There is quite simply nothing Didier Raas does not know about mushrooms, toadstools and fungi in general. He talked us through the anatomy of the mushroom – the cap, ring, gills, spores, stem, volva and mycelium – pointing out the extraordinary differences in texture, friability, colouring and odour, from one mushroom that smelled unmistakably of the welding gas acetylene, to others that smell like washing detergent, locomotive smoke, clementines, geraniums and even a seaweedy high tide. No mycologist worth his spores should smoke or wear perfume or aftershave, says Didier. Surprisingly, not a single mushroom we picked smelled of… well, mushrooms.
The question that was on everyone’s lips, as we peered proudly or shamefacedly into our baskets – the elephant in the forest, so to speak – was “Is it edible?” Every now and then, Didier’s face lit up and he said, “Yes, indeed. A fine specimen!” More often than not, though, the answer was in the negative.
“You’d think so, wouldn’t you? But there are 2,500 varieties of mushroom in this particular species and only four of them are edible.”
“Beautiful, isn’t it? But instant diarrhoea, I’m afraid.”
“Look how similar these two look! This one’s delicious, but this one will kill you!”
At one point, an elderly gentleman next to me who was looking increasingly crestfallen chucked his mushrooms on the ground and discreetly made his exit. The death sentences continued unabated.
“Now there’s an interesting thing about this family of mushrooms. They’re perfectly OK to eat, unless you drink alcohol. If you drink alcohol they can kill you. There’s a court case going on in Nantes at the moment. A woman who fed them to all of her dinner guests, knowing full well that only her husband would be drinking during the meal.”
He took each of our baskets and one by one tossed aside the noxious ones. “This belongs to a lethal family. The funny thing is, you have no symptoms for 14 days, then it kills you.”
“And this – well it makes you sweat like a pig, weep and go blind and only injections of atropine every 10 minutes will save your sight.”
“Ah yes, a toadstool that makes you feel as if your legs are dropping off. The pain lasts six months and is so intense that only massive doses of morphine can make life bearable.”
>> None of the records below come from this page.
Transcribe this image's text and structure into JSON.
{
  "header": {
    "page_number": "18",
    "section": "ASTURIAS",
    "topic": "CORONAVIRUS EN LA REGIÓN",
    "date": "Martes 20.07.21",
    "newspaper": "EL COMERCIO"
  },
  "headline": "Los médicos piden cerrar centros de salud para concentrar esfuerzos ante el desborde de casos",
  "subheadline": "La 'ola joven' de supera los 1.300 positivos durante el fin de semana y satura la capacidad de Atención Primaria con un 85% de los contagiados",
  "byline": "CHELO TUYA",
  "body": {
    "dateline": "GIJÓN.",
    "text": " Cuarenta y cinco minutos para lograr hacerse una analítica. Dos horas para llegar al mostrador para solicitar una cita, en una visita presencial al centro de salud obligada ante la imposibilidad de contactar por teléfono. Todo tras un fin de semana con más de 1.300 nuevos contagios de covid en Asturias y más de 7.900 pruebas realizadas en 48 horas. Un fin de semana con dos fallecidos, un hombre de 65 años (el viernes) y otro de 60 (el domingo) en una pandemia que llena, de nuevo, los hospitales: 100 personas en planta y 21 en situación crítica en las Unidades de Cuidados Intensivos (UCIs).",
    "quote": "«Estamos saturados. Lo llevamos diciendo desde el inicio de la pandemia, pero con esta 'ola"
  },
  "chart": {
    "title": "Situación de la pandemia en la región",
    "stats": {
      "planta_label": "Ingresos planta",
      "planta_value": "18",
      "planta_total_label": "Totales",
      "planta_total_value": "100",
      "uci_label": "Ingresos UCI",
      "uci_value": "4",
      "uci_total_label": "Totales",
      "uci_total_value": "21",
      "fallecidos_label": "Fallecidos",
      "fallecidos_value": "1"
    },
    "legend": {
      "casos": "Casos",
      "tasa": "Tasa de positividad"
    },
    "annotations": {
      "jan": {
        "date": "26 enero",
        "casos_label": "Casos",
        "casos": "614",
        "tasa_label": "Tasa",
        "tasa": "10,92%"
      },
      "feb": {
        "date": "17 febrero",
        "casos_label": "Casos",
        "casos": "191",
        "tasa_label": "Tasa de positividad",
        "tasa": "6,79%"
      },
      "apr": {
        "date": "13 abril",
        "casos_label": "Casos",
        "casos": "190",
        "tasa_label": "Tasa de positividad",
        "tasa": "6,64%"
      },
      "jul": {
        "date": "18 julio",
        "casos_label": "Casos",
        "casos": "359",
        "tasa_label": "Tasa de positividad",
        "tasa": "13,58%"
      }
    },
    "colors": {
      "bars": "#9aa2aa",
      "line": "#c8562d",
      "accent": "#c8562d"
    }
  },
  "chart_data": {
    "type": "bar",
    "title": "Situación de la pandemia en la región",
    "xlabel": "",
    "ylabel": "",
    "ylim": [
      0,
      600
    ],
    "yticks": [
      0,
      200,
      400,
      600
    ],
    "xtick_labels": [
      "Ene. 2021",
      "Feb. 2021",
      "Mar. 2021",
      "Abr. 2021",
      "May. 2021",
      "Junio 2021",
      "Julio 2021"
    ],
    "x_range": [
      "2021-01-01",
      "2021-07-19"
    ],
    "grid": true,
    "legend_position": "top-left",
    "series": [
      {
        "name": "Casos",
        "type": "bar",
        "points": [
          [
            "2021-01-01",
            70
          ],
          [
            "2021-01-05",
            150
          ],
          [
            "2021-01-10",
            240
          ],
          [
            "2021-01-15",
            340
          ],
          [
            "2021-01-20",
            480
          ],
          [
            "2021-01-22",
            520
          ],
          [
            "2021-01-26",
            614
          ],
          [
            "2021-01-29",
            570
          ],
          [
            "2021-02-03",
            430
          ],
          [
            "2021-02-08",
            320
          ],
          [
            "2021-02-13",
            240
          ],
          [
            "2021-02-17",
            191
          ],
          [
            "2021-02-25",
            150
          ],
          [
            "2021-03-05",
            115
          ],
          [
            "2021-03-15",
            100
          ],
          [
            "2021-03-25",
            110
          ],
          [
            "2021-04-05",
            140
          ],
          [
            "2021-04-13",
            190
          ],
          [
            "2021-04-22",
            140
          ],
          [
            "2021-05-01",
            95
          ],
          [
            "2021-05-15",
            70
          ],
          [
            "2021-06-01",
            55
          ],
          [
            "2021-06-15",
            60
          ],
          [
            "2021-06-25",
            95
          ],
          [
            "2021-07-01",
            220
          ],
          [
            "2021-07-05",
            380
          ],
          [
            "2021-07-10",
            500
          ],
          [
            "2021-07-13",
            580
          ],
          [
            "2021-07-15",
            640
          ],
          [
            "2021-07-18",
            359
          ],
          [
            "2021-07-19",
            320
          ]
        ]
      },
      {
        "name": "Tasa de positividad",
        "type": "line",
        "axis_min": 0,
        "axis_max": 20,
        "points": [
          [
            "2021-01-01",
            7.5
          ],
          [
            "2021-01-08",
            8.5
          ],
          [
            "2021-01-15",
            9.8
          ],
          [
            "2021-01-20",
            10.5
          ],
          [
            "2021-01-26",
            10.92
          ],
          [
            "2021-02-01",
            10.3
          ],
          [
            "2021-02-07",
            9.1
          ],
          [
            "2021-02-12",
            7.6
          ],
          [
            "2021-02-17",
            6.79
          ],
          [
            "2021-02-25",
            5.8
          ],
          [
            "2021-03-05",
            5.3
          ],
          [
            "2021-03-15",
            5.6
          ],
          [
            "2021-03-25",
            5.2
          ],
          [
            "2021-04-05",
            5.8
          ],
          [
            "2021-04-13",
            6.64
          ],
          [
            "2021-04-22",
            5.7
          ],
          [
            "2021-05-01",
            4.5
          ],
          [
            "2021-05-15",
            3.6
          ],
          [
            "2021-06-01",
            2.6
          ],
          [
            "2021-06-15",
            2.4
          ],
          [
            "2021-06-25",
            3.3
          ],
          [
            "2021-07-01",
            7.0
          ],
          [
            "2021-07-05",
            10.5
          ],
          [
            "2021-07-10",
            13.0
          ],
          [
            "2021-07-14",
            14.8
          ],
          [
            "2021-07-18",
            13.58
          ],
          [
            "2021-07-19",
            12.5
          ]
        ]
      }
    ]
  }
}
“Didier, is this one edible?” “Yes, it is. But look out for its cousin. Almost identical, but with a very fine red line just here, around the gills. Absolutely deadly.”
“Can I eat this?” “Yes, but not too many, please. Since Chernobyl, it absorbs radioactive Caesium at a very high rate. In Russia, they drop pamphlets on forests by plane to warn people against picking these fellas.”
“Aha! Eat that, and you’ll be seeing pink elephants within 30 seconds.”
By this time, everybody was sticking very close to Didier, as if mushroom Armageddon was approaching and he was our sole Redeemer. The question now on everyone’s lips was, “How can we ever go mushrooming without Didier?” Didier smiled knowingly. Clearly the answer was, “Forget it. You can’t”. But Didier is on a loftier plane altogether, in the end. You see, fundamentally he couldn’t care less whether a mushroom is edible or not. He finds them all beautiful in their different ways. It also turned out that he knows how to identify apples just by looking at their cross-sections, horizontally and vertically. One thing our little trip into the forest definitely taught all of us was the enormous variety of mushrooms out there, and how many of them were terminally toxic. But in the end it’s a case of “The mushroom-eater is dead, long live the mushroom!” Verily, if you are one of those who think that life’s too short to stuff a mushroom, Didier Raas is not your man.
This outing, on a day of resplendent sunshine, was a fascinating insight into that barely visible world of pretty domed caps shunting up beneath our feet. But when the visit was over, like the elderly gentleman before us, we discreetly emptied our basket onto the forest floor and headed for Loches market before it closed. No offence, anyone. There’s a Dutchman there who grows mushrooms in his cellar, under controlled conditions – Paris mushrooms, shiitake – and accepts forest mushrooms such as pieds de mouton, girolles and cêpes – from mushroom Maharishis such as Didier.